Foil Drive launches U.S. warehouse to speed Americas deliveries
Foil Drive’s U.S. warehouse trims delivery times and customs headaches, while demos in Atlanta and Seattle bring riders closer to the gear.

Foil Drive has changed the buying equation for American foil riders by moving Americas orders into a U.S. warehouse, cutting delivery times and shipping costs while removing the customs surprises that came with ordering internationally. Customers can now check out in USD with tariffs, duties and logistics handled upfront, a practical shift that matters in a sport where riders weigh board fit, battery runtime and setup convenience before spending serious money.
That change replaces a far messier process. Under Foil Drive’s earlier importing guidance, U.S. buyers were responsible for clearing goods through customs themselves and paying import tariffs, duties and fees as the importer of record. The company’s Americas launch also frames the shift against a volatile trade backdrop, with its importing page noting as of 28 August 2025 that Australian-origin goods faced a 10% tariff and Chinese-origin goods were subject to roughly 30% to 55% tariffs. For riders trying to calculate landed cost, the warehouse move takes a chunk of uncertainty off the table.
The appeal is not just speed. Foil Drive says the Americas rollout will mean more local events, demos, workshops and clinics, turning the expansion into a hands-on access play as much as a fulfillment upgrade. That matters for assist foiling and e-foiling because these systems are hard to judge on a product page alone. Riders want to feel the weight, the controller response and the way a setup behaves on their own board before committing.

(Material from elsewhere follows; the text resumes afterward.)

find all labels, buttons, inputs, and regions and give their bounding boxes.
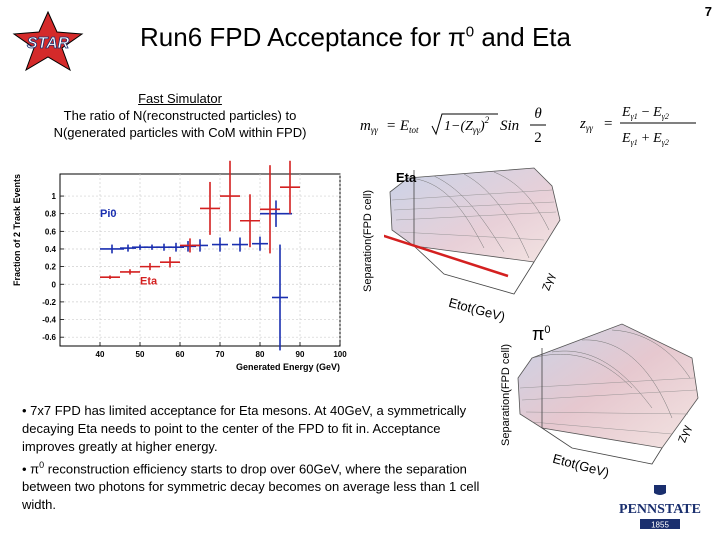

The company is already putting that promise into action. Foil Drive’s U.S. events page listed Atlanta Foil Fest at Lake Lanier Olympic Park in Gainesville, Georgia, from June 12 to 14, 2026, along with an Urban Surf x Foil Drive Demo Day at Magnuson Park in Seattle on June 13. Those demos give riders a chance to test gear in person and compare the feel of Foil Drive’s systems in real conditions, something that can shorten the path from curiosity to purchase.
Foil Drive has built that demand on a category it helped define. The brand calls itself the world’s first electric assist designed for any mast, any foil, for any discipline, and it offers three motor systems, including Fusion, Assist MAX and Assist Slim. Its Fusion model is listed with a maximum thrust of 34 kg, or 74 lbs, and a maximum battery capacity of 864 Wh. Foiling Magazine has said the company “exploded” when its Gen2 system hit the market after early success with Gen1, and other launch coverage noted the Assist MAX and Assist Slim arrived after more than two years of refinement.

Ben Jamieson has said the company wanted to accelerate expansion into major export markets such as the United States, with support from the South Australian Department of State Development tied to a Global Expansion Program. With the Americas warehouse now live, Foil Drive is not just shipping faster. It is localizing a sport that has long made buyers think like importers.